Danny, Karl, and Theo all find their own happy ending, or so the writing would have us believe. Danny and Theo devise an arrangement that works for everyone: Once a year, he gets to have his fun with Karl while she goes out and has an anonymous one-night stand as an annual reminder that she’s still got it. They’ve figured out the “open relationship” game on their own terms, Brooker insists, gracefully eliding what happens to their relationship the other 364 days of the year. Like everything else in this episode, it’s been half-thought-through, leaving the writing developmentally stunted as a result.
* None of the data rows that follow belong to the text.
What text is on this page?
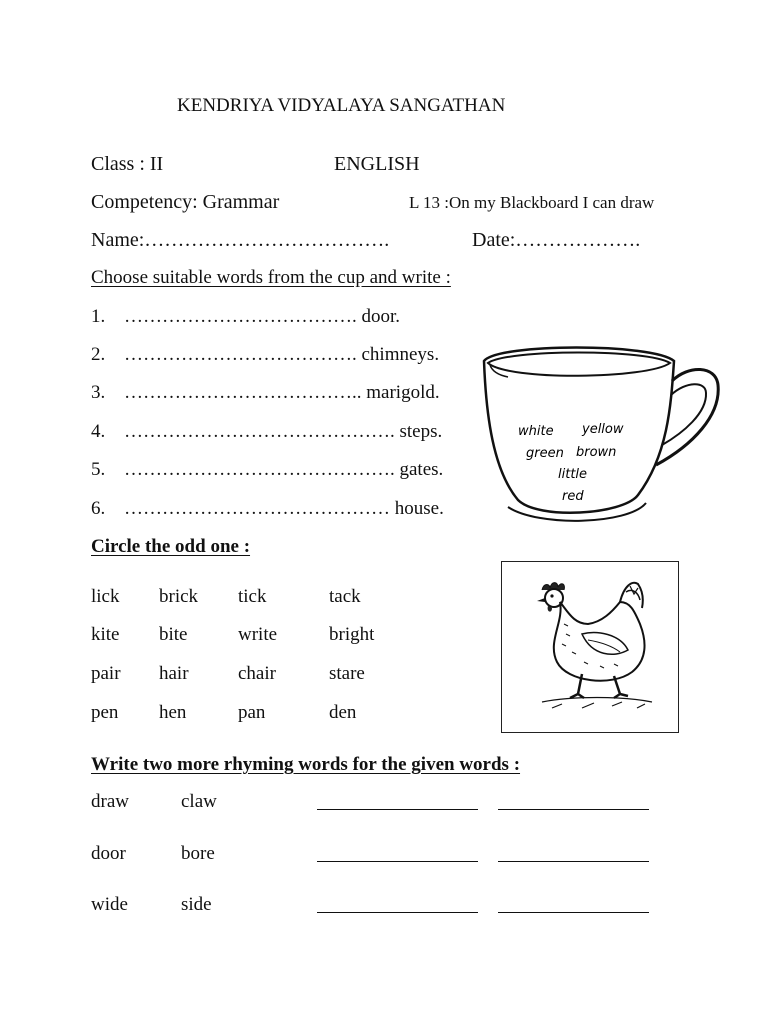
KENDRIYA VIDYALAYA SANGATHAN
Class : II	ENGLISH
Competency: Grammar	L 13 :On my Blackboard I can draw
Name:……………………………….	Date:……………….
Choose suitable words from the cup and write :
1. ………………………………. door.
2. ………………………………. chimneys.
3. ……………………………….. marigold.
4. ……………………………………. steps.
5. ……………………………………. gates.
6. …………………………………… house.
white yellow
green brown
little
red
Circle the odd one :
lick brick tick	tack
kite bite	write	bright
pair hair	chair	stare
pen hen	pan	den
Write two more rhyming words for the given words :
draw	claw
door	bore
wide	side
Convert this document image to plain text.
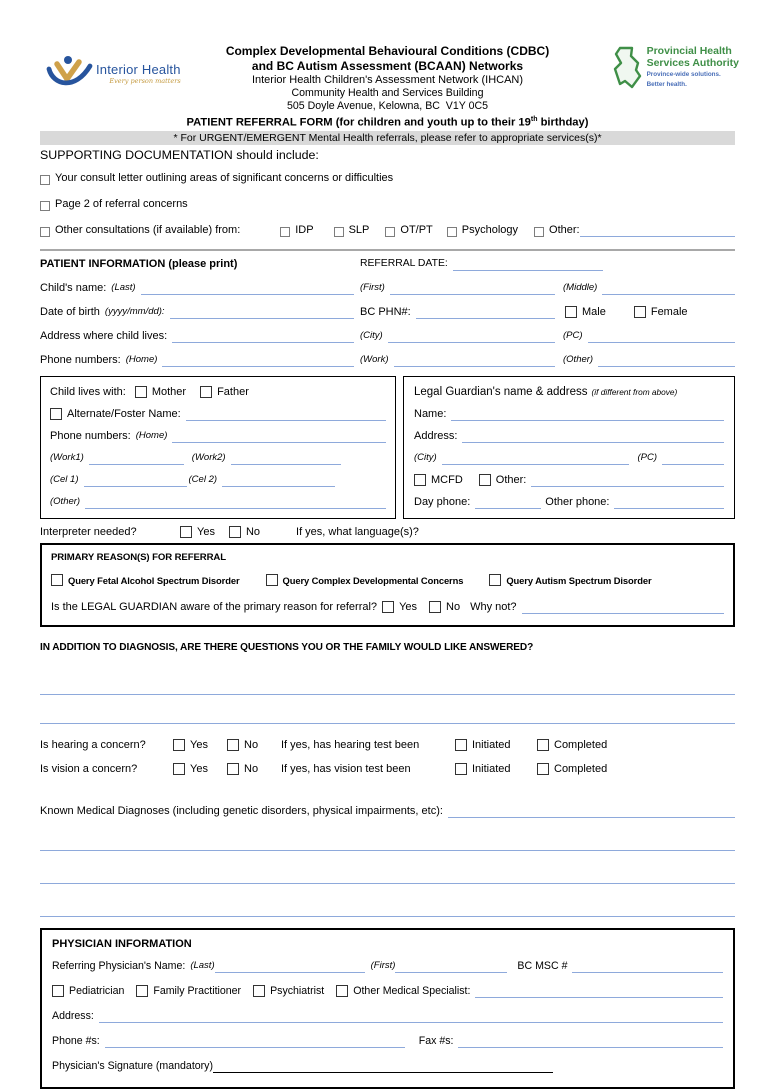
Interior Health
Every person matters
Provincial Health
Services Authority
Province-wide solutions.
Better health.
Complex Developmental Behavioural Conditions (CDBC)
and BC Autism Assessment (BCAAN) Networks
Interior Health Children's Assessment Network (IHCAN)
Community Health and Services Building
505 Doyle Avenue, Kelowna, BC  V1Y 0C5
PATIENT REFERRAL FORM (for children and youth up to their 19th birthday)
* For URGENT/EMERGENT Mental Health referrals, please refer to appropriate services(s)*
SUPPORTING DOCUMENTATION should include:
Your consult letter outlining areas of significant concerns or difficulties
Page 2 of referral concerns
Other consultations (if available) from:	IDP	SLP	OT/PT	Psychology	Other:
PATIENT INFORMATION (please print)	REFERRAL DATE:
Child's name: (Last)	(First)	(Middle)
Date of birth (yyyy/mm/dd):	BC PHN#:	Male	Female
Address where child lives:	(City)	(PC)
Phone numbers: (Home)	(Work)	(Other)
Child lives with: Mother	Father
Alternate/Foster Name:
Phone numbers: (Home)
(Work1)	(Work2)
(Cel 1)	(Cel 2)
(Other)
Legal Guardian's name & address (if different from above)
Name:
Address:
(City)	(PC)
MCFD	Other:
Day phone:	Other phone:
Interpreter needed?	Yes	No	If yes, what language(s)?
PRIMARY REASON(S) FOR REFERRAL
Query Fetal Alcohol Spectrum Disorder	Query Complex Developmental Concerns	Query Autism Spectrum Disorder
Is the LEGAL GUARDIAN aware of the primary reason for referral? Yes	No Why not?
IN ADDITION TO DIAGNOSIS, ARE THERE QUESTIONS YOU OR THE FAMILY WOULD LIKE ANSWERED?
Is hearing a concern?	Yes	No If yes, has hearing test been	Initiated	Completed
Is vision a concern?	Yes	No If yes, has vision test been	Initiated	Completed
Known Medical Diagnoses (including genetic disorders, physical impairments, etc):
PHYSICIAN INFORMATION
Referring Physician's Name: (Last)	(First)	BC MSC #
Pediatrician	Family Practitioner	Psychiatrist	Other Medical Specialist:
Address:
Phone #s:	Fax #s:
Physician's Signature (mandatory)
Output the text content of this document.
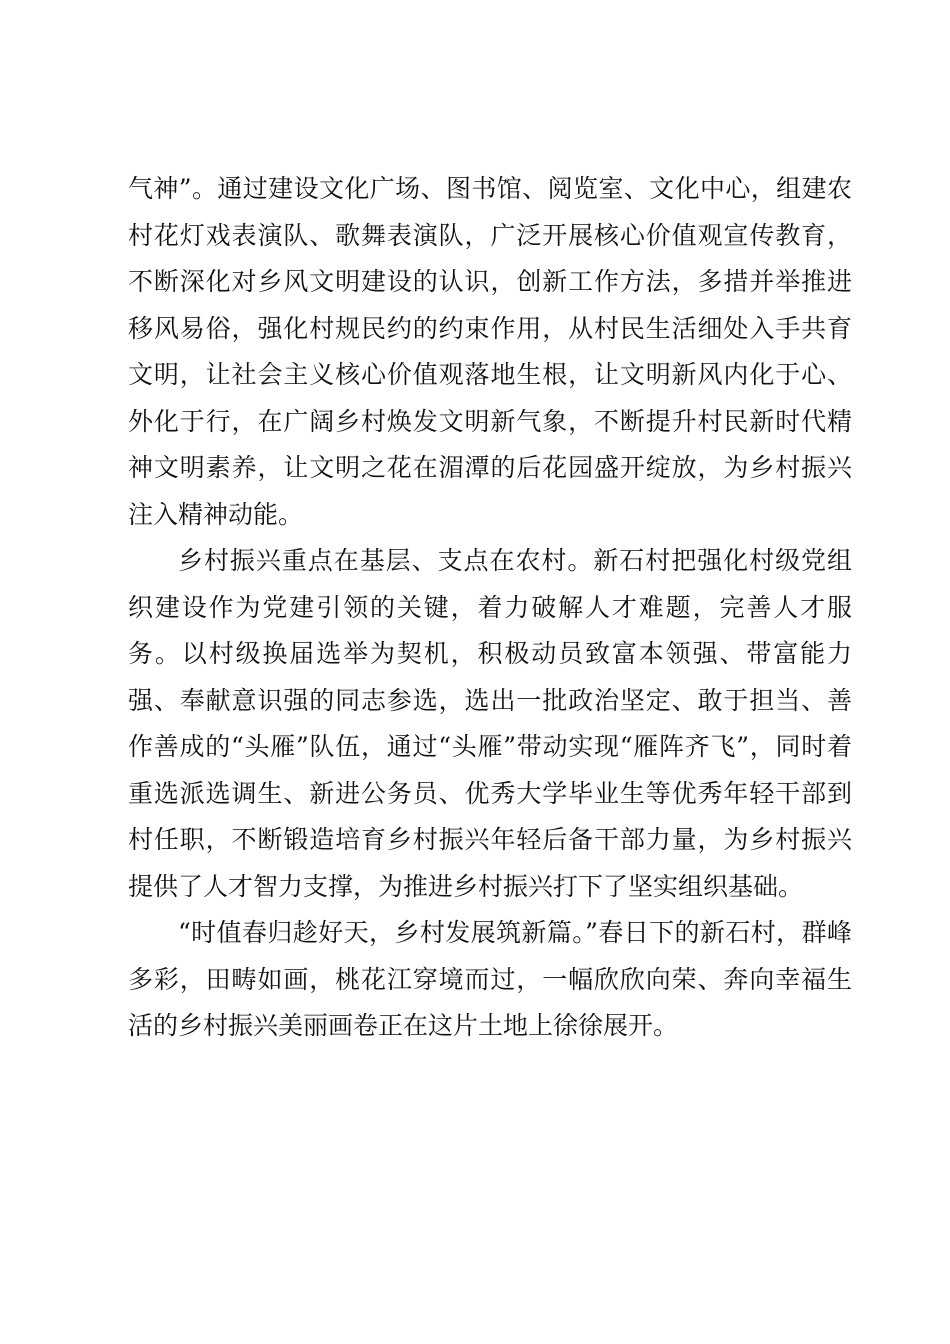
气神”。通过建设文化广场、图书馆、阅览室、文化中心，组建农村花灯戏表演队、歌舞表演队，广泛开展核心价值观宣传教育，不断深化对乡风文明建设的认识，创新工作方法，多措并举推进移风易俗，强化村规民约的约束作用，从村民生活细处入手共育文明，让社会主义核心价值观落地生根，让文明新风内化于心、外化于行，在广阔乡村焕发文明新气象，不断提升村民新时代精神文明素养，让文明之花在湄潭的后花园盛开绽放，为乡村振兴注入精神动能。

乡村振兴重点在基层、支点在农村。新石村把强化村级党组织建设作为党建引领的关键，着力破解人才难题，完善人才服务。以村级换届选举为契机，积极动员致富本领强、带富能力强、奉献意识强的同志参选，选出一批政治坚定、敢于担当、善作善成的“头雁”队伍，通过“头雁”带动实现“雁阵齐飞”，同时着重选派选调生、新进公务员、优秀大学毕业生等优秀年轻干部到村任职，不断锻造培育乡村振兴年轻后备干部力量，为乡村振兴提供了人才智力支撑，为推进乡村振兴打下了坚实组织基础。

“时值春归趁好天，乡村发展筑新篇。”春日下的新石村，群峰多彩，田畴如画，桃花江穿境而过，一幅欣欣向荣、奔向幸福生活的乡村振兴美丽画卷正在这片土地上徐徐展开。
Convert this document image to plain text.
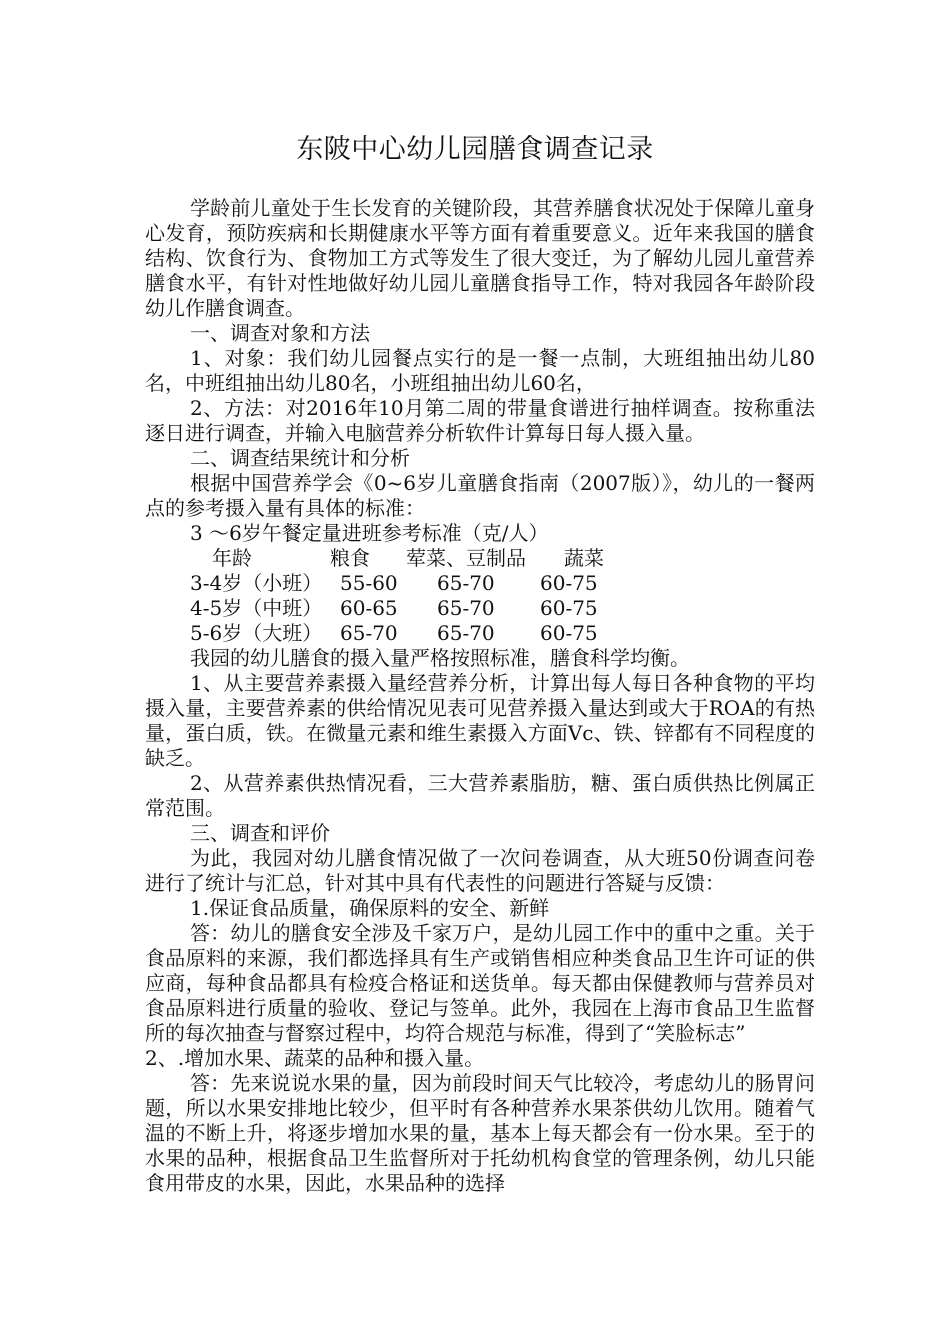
东陂中心幼儿园膳食调查记录

学龄前儿童处于生长发育的关键阶段，其营养膳食状况处于保障儿童身心发育，预防疾病和长期健康水平等方面有着重要意义。近年来我国的膳食结构、饮食行为、食物加工方式等发生了很大变迁，为了解幼儿园儿童营养膳食水平，有针对性地做好幼儿园儿童膳食指导工作，特对我园各年龄阶段幼儿作膳食调查。

一、调查对象和方法

1、对象：我们幼儿园餐点实行的是一餐一点制，大班组抽出幼儿80名，中班组抽出幼儿80名，小班组抽出幼儿60名，

2、方法：对2016年10月第二周的带量食谱进行抽样调查。按称重法逐日进行调查，并输入电脑营养分析软件计算每日每人摄入量。

二、调查结果统计和分析

根据中国营养学会《0~6岁儿童膳食指南（2007版）》，幼儿的一餐两点的参考摄入量有具体的标准：

3 ～6岁午餐定量进班参考标准（克/人）

年龄	粮食	荤菜、豆制品	蔬菜
3-4岁（小班） 55-60	65-70	60-75
4-5岁（中班） 60-65	65-70	60-75
5-6岁（大班） 65-70	65-70	60-75

我园的幼儿膳食的摄入量严格按照标准，膳食科学均衡。

1、从主要营养素摄入量经营养分析，计算出每人每日各种食物的平均摄入量，主要营养素的供给情况见表可见营养摄入量达到或大于ROA的有热量，蛋白质，铁。在微量元素和维生素摄入方面Vc、铁、锌都有不同程度的缺乏。

2、从营养素供热情况看，三大营养素脂肪，糖、蛋白质供热比例属正常范围。

三、调查和评价

为此，我园对幼儿膳食情况做了一次问卷调查，从大班50份调查问卷进行了统计与汇总，针对其中具有代表性的问题进行答疑与反馈：

1.保证食品质量，确保原料的安全、新鲜

答：幼儿的膳食安全涉及千家万户，是幼儿园工作中的重中之重。关于食品原料的来源，我们都选择具有生产或销售相应种类食品卫生许可证的供应商，每种食品都具有检疫合格证和送货单。每天都由保健教师与营养员对食品原料进行质量的验收、登记与签单。此外，我园在上海市食品卫生监督所的每次抽查与督察过程中，均符合规范与标准，得到了“笑脸标志”

2、.增加水果、蔬菜的品种和摄入量。

答：先来说说水果的量，因为前段时间天气比较冷，考虑幼儿的肠胃问题，所以水果安排地比较少，但平时有各种营养水果茶供幼儿饮用。随着气温的不断上升，将逐步增加水果的量，基本上每天都会有一份水果。至于的水果的品种，根据食品卫生监督所对于托幼机构食堂的管理条例，幼儿只能食用带皮的水果，因此，水果品种的选择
Brooker’s left-brain writing style wants to figure out love like it’s a factor in one particularly complex equation, but the thing about wanting is that it can’t be gamed into submission. “San Junipero” ends with the romantic leads literally throwing their lives away to be together forever; “Striking Vipers” posits a fake affair, then wraps it up with an equally fake resolution. Brooker thinks in mathematical formulae, and here, he forces a word problem to match its solution without showing his work.